Sort the final post list by total reactions descending when `sort_by=relevance`, or by post date descending when `sort_by=date_posted`. Write JSON and CSV outputs to `/app/results/linkedin_posts.json` and `/app/results/linkedin_posts.csv`.

Also write `/app/results/search_metadata.json` with the input parameters, actor IDs, run statuses, dataset IDs, raw item counts, deduplicated count, failed keywords, retry count, and any cost information returned by Apify.

## Step 5: Summarize Findings

Write `/app/results/summary.md` with:

- Keywords searched and final result count
- Top posts by engagement or newest posts by date, depending on `sort_by`
- Notable authors and repeated themes
- Failed keywords or actor errors
- Direct links to the highest-signal posts

## Step 6: Validate Outputs

Validate that every required output file exists and is non-empty. Parse `linkedin_posts.json` as JSON, verify it is an array, and check that each object has `author`, `keyword`, `url`, and `activity_id` fields when results are present. Parse `search_metadata.json` and verify it includes `keywords`, `runs`, and `deduplicated_count`.

## Step 7: Iterate on Errors (max 3 rounds)

If validation fails or the actor returns zero results for all keywords, run up to max 3 rounds of targeted fixes:

| Issue | Fix |
|-------|-----|
| `APIFY_API_TOKEN` not set | Stop and ask the operator to provide the secret |
| Apify run fails or times out | Retry once, then broaden the keyword if the user permits changes |
| `0` results | Try a broader keyword or reduce restrictive phrasing |
| JSON/CSV schema mismatch | Re-run normalization from the fetched dataset items |
| Missing output file | Regenerate only the missing file, then rerun validation |

After max 3 rounds, write remaining failures into `validation_report.json` and `summary.md`.

## Final Checklist

Run this verification before finishing:

```bash
echo "=== FINAL OUTPUT VERIFICATION ==="
RESULTS_DIR="/app/results"
for f in   "$RESULTS_DIR/linkedin_posts.json"   "$RESULTS_DIR/linkedin_posts.csv"   "$RESULTS_DIR/search_metadata.json"   "$RESULTS_DIR/summary.md"   "$RESULTS_DIR/validation_report.json"; do
  if [ ! -s "$f" ]; then
    echo "FAIL: $f is missing or empty"
  else
    echo "PASS: $f ($(wc -c < "$f") bytes)"
  fi
done
python3 - <<'PY'
import json, pathlib
root = pathlib.Path('/app/results')
posts = json.loads((root / 'linkedin_posts.json').read_text())
meta = json.loads((root / 'search_metadata.json').read_text())
assert isinstance(posts, list), 'linkedin_posts.json must be a JSON array'
assert 'keywords' in meta and 'runs' in meta and 'deduplicated_count' in meta, 'metadata missing required keys'
print('PASS: JSON outputs parse and required keys are present')
PY
```

## Common Fixes

| Error | Fix |
|-------|-----|
| `APIFY_API_TOKEN` not set | Ask user to add it to the runtime environment |
| Apify run fails or times out | Retry once.
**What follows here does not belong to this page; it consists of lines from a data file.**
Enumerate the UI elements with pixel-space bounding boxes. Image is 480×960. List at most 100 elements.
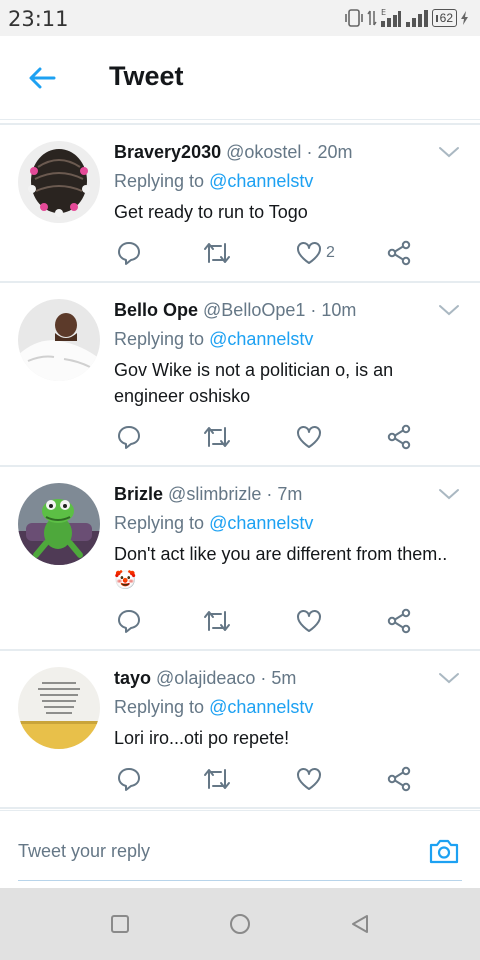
reply-composer: Tweet your reply	[0, 810, 480, 888]
mention-link[interactable]: @channelstv	[209, 697, 313, 717]
tweet-item[interactable]: tayo @olajideaco · 5m Replying to @chann…	[0, 651, 480, 809]
replying-to: Replying to @channelstv	[114, 170, 464, 192]
author-name[interactable]: Brizle	[114, 484, 163, 504]
author-handle[interactable]: @BelloOpe1	[203, 300, 305, 320]
heart-icon	[297, 242, 321, 264]
tweet-text: Gov Wike is not a politician o, is an en…	[114, 360, 394, 406]
author-handle[interactable]: @okostel	[226, 142, 301, 162]
arrow-left-icon	[29, 67, 56, 89]
tweet-item[interactable]: Bello Ope @BelloOpe1 · 10m Replying to @…	[0, 283, 480, 467]
author-handle[interactable]: @slimbrizle	[168, 484, 261, 504]
chevron-down-icon[interactable]	[438, 671, 460, 685]
like-button[interactable]: 2	[296, 238, 335, 268]
tweet-item[interactable]: Bravery2030 @okostel · 20m Replying to @…	[0, 125, 480, 283]
chevron-down-icon[interactable]	[438, 145, 460, 159]
heart-icon	[297, 610, 321, 632]
battery-level: 62	[439, 11, 453, 25]
tweet-content: Brizle @slimbrizle · 7m Replying to @cha…	[114, 483, 464, 593]
charging-icon	[461, 11, 468, 25]
reply-icon	[118, 768, 140, 791]
tweet-text: Don't act like you are different from th…	[114, 544, 448, 590]
mention-link[interactable]: @channelstv	[209, 171, 313, 191]
system-nav-bar	[0, 888, 480, 960]
like-button[interactable]	[296, 764, 322, 794]
back-nav-icon[interactable]	[348, 912, 372, 936]
author-name[interactable]: Bello Ope	[114, 300, 198, 320]
signal-icon-2	[405, 10, 428, 27]
retweet-icon	[204, 611, 230, 631]
avatar[interactable]	[18, 667, 100, 749]
reply-button[interactable]	[116, 764, 142, 794]
reply-icon	[118, 242, 140, 265]
mention-link[interactable]: @channelstv	[209, 329, 313, 349]
app-header: Tweet	[0, 36, 480, 120]
back-button[interactable]	[22, 58, 62, 98]
like-button[interactable]	[296, 422, 322, 452]
tweet-text: Lori iro...oti po repete!	[114, 728, 290, 748]
reply-button[interactable]	[116, 606, 142, 636]
data-transfer-icon	[367, 10, 377, 26]
share-icon	[387, 608, 411, 634]
tweet-content: Bravery2030 @okostel · 20m Replying to @…	[114, 141, 464, 225]
tweet-content: Bello Ope @BelloOpe1 · 10m Replying to @…	[114, 299, 464, 409]
separator: ·	[260, 668, 267, 688]
retweet-button[interactable]	[202, 238, 232, 268]
retweet-button[interactable]	[202, 606, 232, 636]
page-title: Tweet	[109, 61, 184, 91]
avatar[interactable]	[18, 299, 100, 381]
tweet-header: Brizle @slimbrizle · 7m	[114, 483, 464, 505]
share-button[interactable]	[386, 422, 412, 452]
separator: ·	[310, 300, 317, 320]
retweet-icon	[204, 243, 230, 263]
status-bar: 23:11 E 62	[0, 0, 480, 36]
replies-feed: Bravery2030 @okostel · 20m Replying to @…	[0, 123, 480, 809]
svg-text:E: E	[381, 8, 386, 17]
camera-icon[interactable]	[428, 835, 460, 867]
replying-label: Replying to	[114, 697, 205, 717]
vibrate-icon	[344, 9, 363, 27]
chevron-down-icon[interactable]	[438, 487, 460, 501]
like-button[interactable]	[296, 606, 322, 636]
separator: ·	[306, 142, 313, 162]
reply-button[interactable]	[116, 422, 142, 452]
reply-input[interactable]: Tweet your reply	[18, 833, 462, 881]
tweet-header: Bello Ope @BelloOpe1 · 10m	[114, 299, 464, 321]
tweet-item[interactable]: Brizle @slimbrizle · 7m Replying to @cha…	[0, 467, 480, 651]
replying-to: Replying to @channelstv	[114, 696, 464, 718]
share-button[interactable]	[386, 764, 412, 794]
reply-button[interactable]	[116, 238, 142, 268]
signal-icon: E	[380, 8, 401, 27]
replying-to: Replying to @channelstv	[114, 328, 464, 350]
author-handle[interactable]: @olajideaco	[156, 668, 255, 688]
reply-icon	[118, 610, 140, 633]
tweet-actions	[114, 422, 424, 452]
tweet-actions: 2	[114, 238, 424, 268]
retweet-button[interactable]	[202, 764, 232, 794]
recent-apps-icon[interactable]	[108, 912, 132, 936]
avatar[interactable]	[18, 141, 100, 223]
share-button[interactable]	[386, 606, 412, 636]
tweet-actions	[114, 764, 424, 794]
author-name[interactable]: tayo	[114, 668, 151, 688]
home-icon[interactable]	[228, 912, 252, 936]
tweet-actions	[114, 606, 424, 636]
tweet-time: 20m	[317, 142, 353, 162]
tweet-content: tayo @olajideaco · 5m Replying to @chann…	[114, 667, 464, 751]
retweet-icon	[204, 427, 230, 447]
chevron-down-icon[interactable]	[438, 303, 460, 317]
status-icons: E 62	[344, 7, 470, 29]
author-name[interactable]: Bravery2030	[114, 142, 221, 162]
battery-indicator: 62	[431, 9, 457, 27]
separator: ·	[266, 484, 273, 504]
heart-icon	[297, 426, 321, 448]
tweet-header: tayo @olajideaco · 5m	[114, 667, 464, 689]
replying-to: Replying to @channelstv	[114, 512, 464, 534]
mention-link[interactable]: @channelstv	[209, 513, 313, 533]
avatar[interactable]	[18, 483, 100, 565]
retweet-button[interactable]	[202, 422, 232, 452]
status-time: 23:11	[8, 7, 69, 31]
like-count: 2	[326, 244, 335, 261]
share-button[interactable]	[386, 238, 412, 268]
reply-icon	[118, 426, 140, 449]
replying-label: Replying to	[114, 513, 205, 533]
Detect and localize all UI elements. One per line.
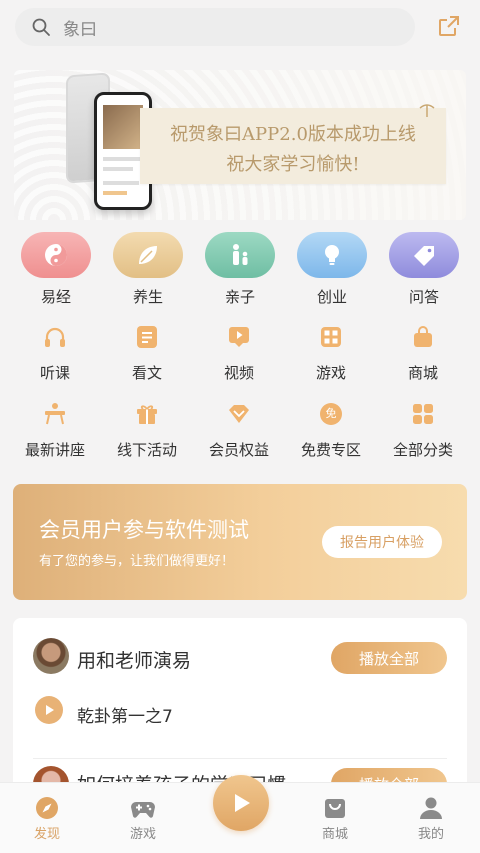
play-icon — [46, 705, 54, 715]
grid-item-offline[interactable]: 线下活动 — [101, 401, 193, 460]
member-test-banner[interactable]: 会员用户参与软件测试 有了您的参与，让我们做得更好！ 报告用户体验 — [13, 484, 467, 600]
category-qa[interactable]: 问答 — [389, 232, 459, 307]
category-label: 亲子 — [224, 288, 255, 306]
phone-screen-line — [103, 157, 143, 161]
share-icon[interactable] — [437, 14, 461, 38]
bottom-nav: 发现 游戏 商城 我的 — [0, 775, 480, 853]
promo-subtitle: 有了您的参与，让我们做得更好！ — [39, 554, 235, 569]
banner-headline: 祝贺象曰APP2.0版本成功上线 — [170, 124, 416, 145]
play-all-button[interactable]: 播放全部 — [331, 642, 447, 674]
center-play-button[interactable] — [213, 775, 269, 831]
grid-label: 全部分类 — [392, 441, 453, 459]
category-pill — [21, 232, 91, 278]
avatar — [33, 638, 69, 674]
grid-item-lecture[interactable]: 最新讲座 — [9, 401, 101, 460]
all-categories-icon — [410, 401, 436, 427]
search-bar[interactable]: 象曰 — [15, 8, 415, 46]
grid-item-all[interactable]: 全部分类 — [377, 401, 469, 460]
search-placeholder: 象曰 — [63, 19, 97, 40]
grid-item-free[interactable]: 免 免费专区 — [285, 401, 377, 460]
free-badge-text: 免 — [325, 407, 337, 420]
nav-label: 发现 — [33, 827, 60, 842]
grid-item-listen[interactable]: 听课 — [9, 324, 101, 383]
gamepad-icon — [130, 795, 156, 821]
grid-label: 视频 — [223, 364, 254, 382]
grid-label: 商城 — [407, 364, 438, 382]
promo-title: 会员用户参与软件测试 — [39, 518, 249, 542]
category-label: 创业 — [316, 288, 347, 306]
category-startup[interactable]: 创业 — [297, 232, 367, 307]
track-title[interactable]: 乾卦第一之7 — [77, 702, 173, 727]
grid-item-shop[interactable]: 商城 — [377, 324, 469, 383]
free-badge-icon: 免 — [318, 401, 344, 427]
category-pill — [389, 232, 459, 278]
category-label: 养生 — [132, 288, 163, 306]
phone-screen-image — [103, 105, 143, 149]
phone-screen-line — [103, 167, 133, 171]
lecture-icon — [42, 401, 68, 427]
yin-yang-icon — [45, 244, 67, 266]
nav-discover[interactable]: 发现 — [7, 795, 87, 842]
shopping-bag-icon — [410, 324, 436, 350]
parent-child-icon — [233, 244, 248, 265]
nav-label: 我的 — [417, 827, 444, 842]
grid-item-video[interactable]: 视频 — [193, 324, 285, 383]
nav-games[interactable]: 游戏 — [103, 795, 183, 842]
headphones-icon — [42, 324, 68, 350]
search-icon — [32, 18, 50, 36]
category-label: 问答 — [408, 288, 439, 306]
nav-label: 商城 — [321, 827, 348, 842]
track-play-button[interactable] — [35, 696, 63, 724]
category-health[interactable]: 养生 — [113, 232, 183, 307]
banner-subline: 祝大家学习愉快! — [226, 154, 360, 175]
category-parenting[interactable]: 亲子 — [205, 232, 275, 307]
user-icon — [418, 795, 444, 821]
grid-label: 会员权益 — [208, 441, 269, 459]
lightbulb-icon — [325, 245, 339, 265]
category-pill — [205, 232, 275, 278]
store-icon — [322, 795, 348, 821]
category-pill — [297, 232, 367, 278]
diamond-icon — [226, 401, 252, 427]
grid-item-member[interactable]: 会员权益 — [193, 401, 285, 460]
grid-item-read[interactable]: 看文 — [101, 324, 193, 383]
top-bar: 象曰 — [0, 0, 480, 56]
promo-banner[interactable]: 祝贺象曰APP2.0版本成功上线 祝大家学习愉快! — [14, 70, 466, 220]
grid-label: 游戏 — [315, 364, 346, 382]
play-icon — [235, 794, 250, 812]
tassel-icon — [419, 104, 435, 117]
category-yijing[interactable]: 易经 — [21, 232, 91, 307]
nav-label: 游戏 — [129, 827, 156, 842]
divider — [33, 758, 447, 759]
grid-item-games[interactable]: 游戏 — [285, 324, 377, 383]
gift-icon — [134, 401, 160, 427]
phone-screen-line — [103, 181, 139, 185]
nav-store[interactable]: 商城 — [295, 795, 375, 842]
tag-icon — [414, 246, 434, 266]
grid-label: 免费专区 — [300, 441, 361, 459]
grid-label: 线下活动 — [116, 441, 177, 459]
phone-screen-line — [103, 191, 127, 195]
leaf-icon — [139, 246, 157, 264]
category-label: 易经 — [40, 288, 71, 306]
banner-scroll: 祝贺象曰APP2.0版本成功上线 祝大家学习愉快! — [140, 108, 446, 184]
document-icon — [134, 324, 160, 350]
game-grid-icon — [318, 324, 344, 350]
grid-label: 最新讲座 — [24, 441, 85, 459]
report-experience-button[interactable]: 报告用户体验 — [322, 526, 442, 558]
nav-profile[interactable]: 我的 — [391, 795, 471, 842]
playlist-title[interactable]: 用和老师演易 — [77, 646, 191, 673]
grid-label: 听课 — [39, 364, 70, 382]
grid-label: 看文 — [131, 364, 162, 382]
video-icon — [226, 324, 252, 350]
category-pill — [113, 232, 183, 278]
compass-icon — [34, 795, 60, 821]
If it still fails, try a broader keyword. |
| `0` results | Keyword may be too specific. Try broader terms. |
| CSV contains unescaped commas/newlines | Regenerate CSV with Python `csv.DictWriter` |

## Tips

No LinkedIn cookies, login, or session tokens are needed. Keep keywords concise, use repeated `--keyword` inputs for related terms, and sort by `date_posted` when recency matters more than engagement.